12.2	What are the security threats that distributed systems are exposed to? Leakage, tampering, resource stealing, vandalism and a combination of these threats
12.3	What are the principle methods of attacking a distributed system? Masquerading, eavesdropping, request tampering, replaying
12.4	How can distributed systems be infiltrated? Attacks by legitimate users, obtaining legitimate user's identity, smuggling client or server objects
12.5	Which role does encryption play in securing distributed systems? It prevents anyone from being able to read the content of messages on the network as well as providing authentication.
12.6	What is the difference between secret key and public key encryption? Secret key encryption comprises of a secret key held by each party which must be kept away from all others at all times. Both of the communication parties use the same key. Public key encryption operates by having a secret key and a public key and the public key must be distributed to anyone who wishes to communicate with you.
12.7	What is a key? A key is a fixed length bit string that has been computed using a certain mathematical algorithm
12.8	How are keys distributed?
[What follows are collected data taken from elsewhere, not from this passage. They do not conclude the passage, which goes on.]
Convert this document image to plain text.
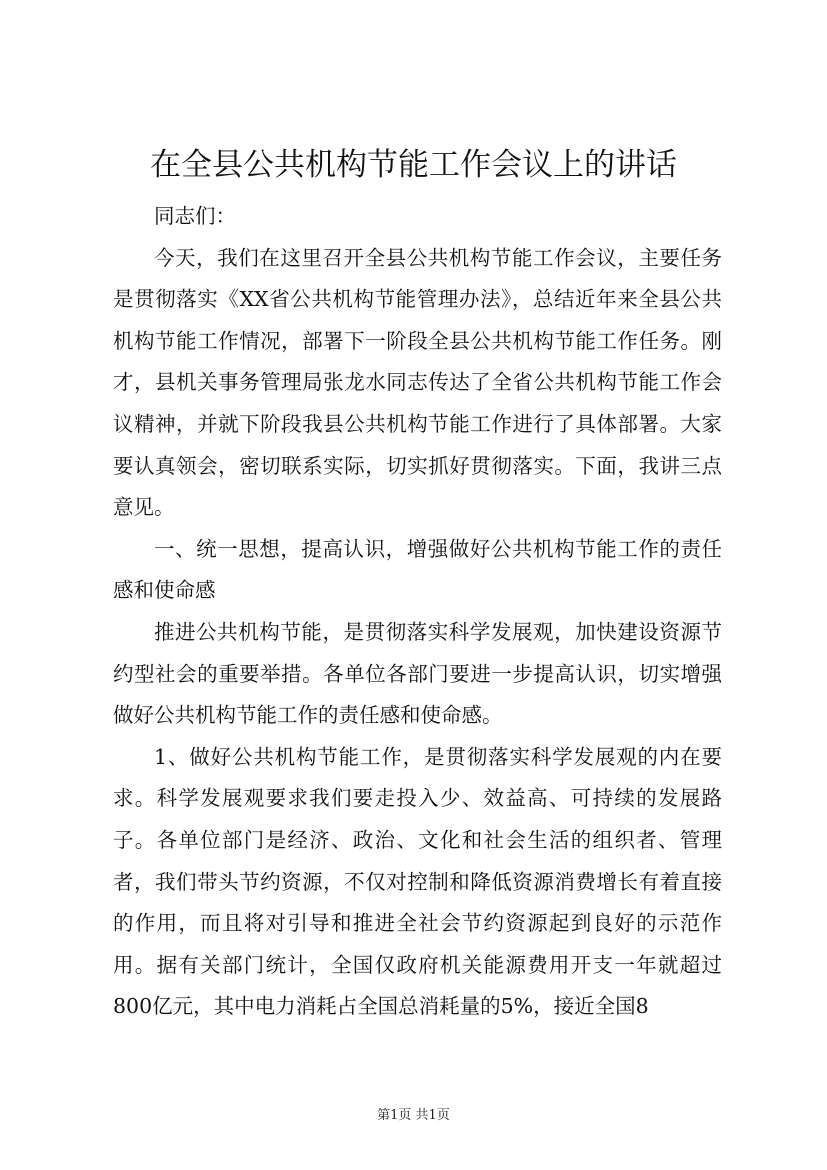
在全县公共机构节能工作会议上的讲话

同志们：

今天，我们在这里召开全县公共机构节能工作会议，主要任务是贯彻落实《XX省公共机构节能管理办法》，总结近年来全县公共机构节能工作情况，部署下一阶段全县公共机构节能工作任务。刚才，县机关事务管理局张龙水同志传达了全省公共机构节能工作会议精神，并就下阶段我县公共机构节能工作进行了具体部署。大家要认真领会，密切联系实际，切实抓好贯彻落实。下面，我讲三点意见。

一、统一思想，提高认识，增强做好公共机构节能工作的责任感和使命感

推进公共机构节能，是贯彻落实科学发展观，加快建设资源节约型社会的重要举措。各单位各部门要进一步提高认识，切实增强做好公共机构节能工作的责任感和使命感。

1、做好公共机构节能工作，是贯彻落实科学发展观的内在要求。科学发展观要求我们要走投入少、效益高、可持续的发展路子。各单位部门是经济、政治、文化和社会生活的组织者、管理者，我们带头节约资源，不仅对控制和降低资源消费增长有着直接的作用，而且将对引导和推进全社会节约资源起到良好的示范作用。据有关部门统计，全国仅政府机关能源费用开支一年就超过800亿元，其中电力消耗占全国总消耗量的5%，接近全国8

第1页 共1页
A common protocol used for public & secret key encryption systems is the Needham/Schroeder protocol. Whilst the protocol is different for public and private key encryption systems, they both involve communicating with a trusted Key Distribution server to obtain the key of the other party.
12.9	Why is the Needham/Schroeder protocol for public keys more complicated than the one for secret keys? It has to distributed two keys for each pair of objects that wish to communicate.
12.10	Why are nonce used in the Needham/Schroeder protocol? Detects replaying of messages
12.11	What is authentication? Establishes a trusted association between the principal, who is using a client or on whose behalf a server is acting , and the credentials that the system maintains about this principal.
12.12	How are credentials managed in object-oriented systems? Principals are associated with certain credentials during authentication. Those credentials determine the rights or privileges that have been granted to the principal.
12.13	What is the relationship between authentication and access control? Access control is based on authentication in order to identify the principal requesting a service
12.14	Why is non-repudiation important for electronic commerce? This makes users accountable for their actions, thus its used to prove whether electronic request and purchase for a product was actually made.
12.15	Why does non-repudiation hand out tokens for evidence rather than handing out the signed evidence?
12.16	What is the difference between auditing and the other distributed system security mechanisms? Whilst other security measure use a proactive approach auditing is a reactive approach and is used to find out details after an attack has taken place.
12.17	How is eavesdropping and message tampering prevented in CORBA-based systems?